Custom Tracking Kickstarter

Using Facebook Ads

The biggest challenge about advertising a Kickstarter campaign is that you don’t know if the people you’re advertising to have a Kickstarter account in the first place. While this poses a challenge for the user experience, Kickstarter has done a good job of allowing non-Kickstarters the ability to easily donate. For our campaigns, we have tried images, carousels, video ads and combinations of each to try to drive conversions. Through our experimentation, we discovered that the simpler the message, the more effective the result. By leaving our clickers wanting more while explaining the start-up was from a local entrepreneur, we were able to generate interest and, frankly, that warm fuzzy feeling of helping out a friend.
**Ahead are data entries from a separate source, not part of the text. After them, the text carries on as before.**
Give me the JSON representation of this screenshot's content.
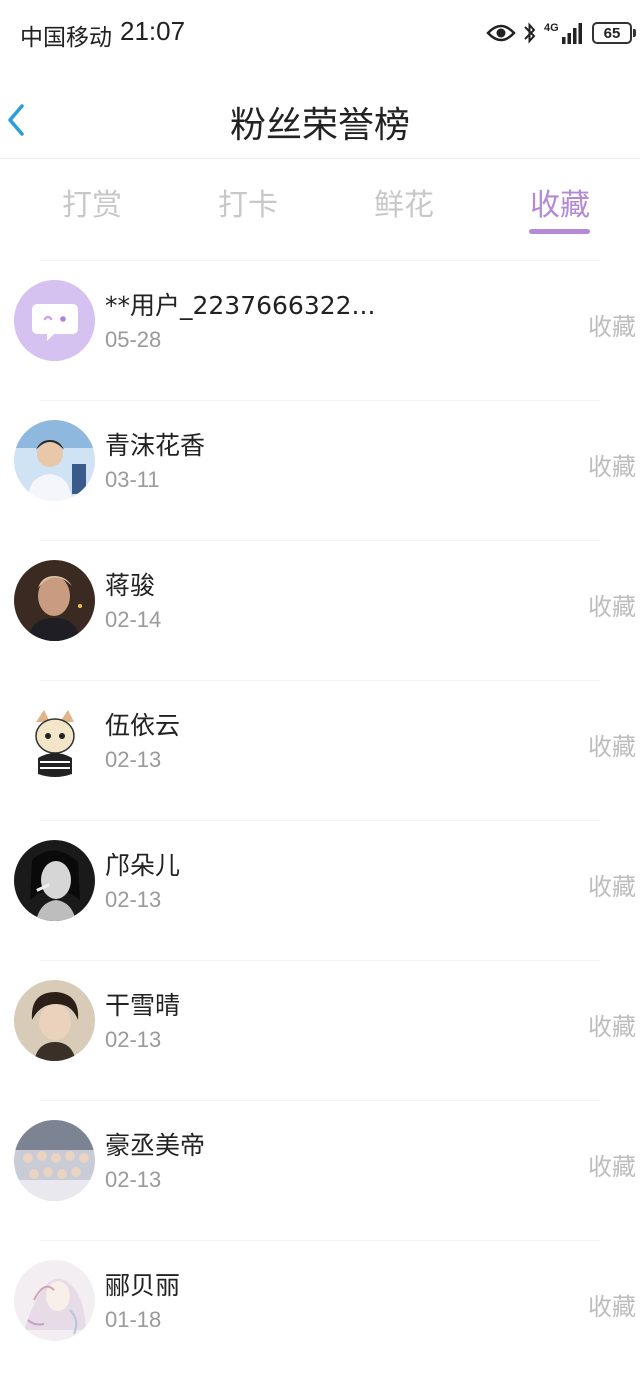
{
  "status_bar": {
    "carrier": "中国移动",
    "time": "21:07",
    "network": "4G",
    "battery": "65"
  },
  "header": {
    "title": "粉丝荣誉榜"
  },
  "tabs": [
    {
      "label": "打赏",
      "active": false
    },
    {
      "label": "打卡",
      "active": false
    },
    {
      "label": "鲜花",
      "active": false
    },
    {
      "label": "收藏",
      "active": true
    }
  ],
  "accent_color": "#b38ad8",
  "fans": [
    {
      "name": "**用户_2237666322...",
      "date": "05-28",
      "action": "收藏"
    },
    {
      "name": "青沫花香",
      "date": "03-11",
      "action": "收藏"
    },
    {
      "name": "蒋骏",
      "date": "02-14",
      "action": "收藏"
    },
    {
      "name": "伍依云",
      "date": "02-13",
      "action": "收藏"
    },
    {
      "name": "邝朵儿",
      "date": "02-13",
      "action": "收藏"
    },
    {
      "name": "干雪晴",
      "date": "02-13",
      "action": "收藏"
    },
    {
      "name": "豪丞美帝",
      "date": "02-13",
      "action": "收藏"
    },
    {
      "name": "郦贝丽",
      "date": "01-18",
      "action": "收藏"
    }
  ]
}
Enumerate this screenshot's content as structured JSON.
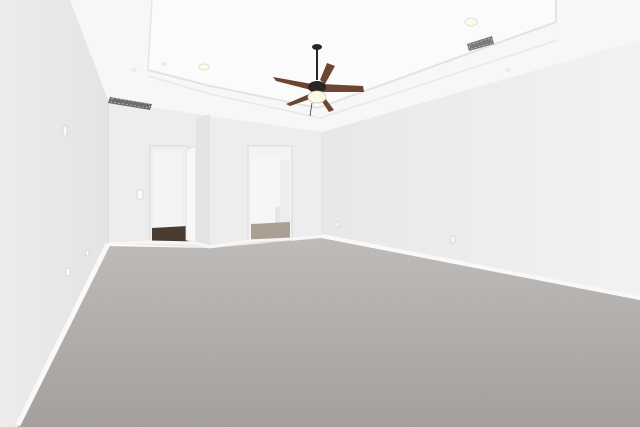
{
  "scene": {
    "subject": "empty-bedroom-interior",
    "elements": [
      "tray-ceiling",
      "ceiling-fan",
      "recessed-lights",
      "air-vents",
      "doorway-closet",
      "doorway-bathroom",
      "carpet-floor",
      "baseboards",
      "wall-outlets",
      "light-switch"
    ]
  },
  "colors": {
    "wall": "#eeeeee",
    "wall_shadow": "#e2e2e2",
    "ceiling": "#f6f6f6",
    "carpet": "#a9a4a1",
    "baseboard": "#f8f8f8",
    "fan_blade": "#6b4630",
    "fan_motor": "#2a2522",
    "floor_doorway": "#4a3b31"
  }
}
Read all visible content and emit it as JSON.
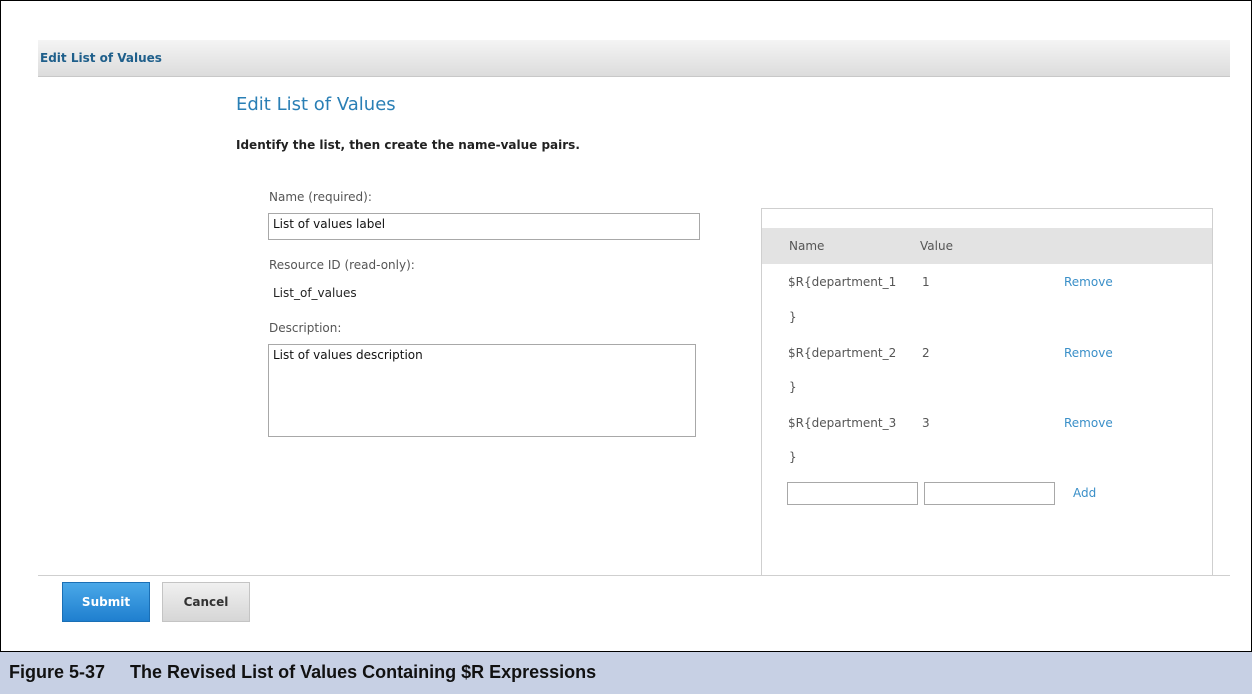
{
  "panel": {
    "header_title": "Edit List of Values"
  },
  "page": {
    "title": "Edit List of Values",
    "instructions": "Identify the list, then create the name-value pairs."
  },
  "form": {
    "name_label": "Name (required):",
    "name_value": "List of values label",
    "resource_id_label": "Resource ID (read-only):",
    "resource_id_value": "List_of_values",
    "description_label": "Description:",
    "description_value": "List of values description"
  },
  "lov_table": {
    "columns": [
      "Name",
      "Value"
    ],
    "rows": [
      {
        "name_line1": "$R{department_1",
        "name_line2": "}",
        "value": "1",
        "action": "Remove"
      },
      {
        "name_line1": "$R{department_2",
        "name_line2": "}",
        "value": "2",
        "action": "Remove"
      },
      {
        "name_line1": "$R{department_3",
        "name_line2": "}",
        "value": "3",
        "action": "Remove"
      }
    ],
    "add_label": "Add"
  },
  "buttons": {
    "submit": "Submit",
    "cancel": "Cancel"
  },
  "caption": {
    "text": "Figure 5-37     The Revised List of Values Containing $R Expressions"
  },
  "colors": {
    "accent": "#2a7fb5",
    "submit_bg": "#2a8ad6",
    "caption_bg": "#c7d0e4",
    "link": "#3a8fc8"
  }
}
We used targeting that combined individuals who had an interest in Kickstarter with those of the key features and benefits of our products. In this instance: ethical fashions. This combination approach versus an “or” targeting approach really helped us reach a very targeted niche audience, and helped us deliver thousands of clicks at costs as low as $0.10 per website click.

Highlights

  • Your job starts well before your Kickstarter is even launched, so do your legwork.
  • Tracking is your friend, set it up properly and monitor it closely.
  • Get creative with your ads, use very specific targeting, and A/B test constantly.

Did we help achieve our Kickstarter goal for this client? Yup, you betcha with 192% Goal Completion.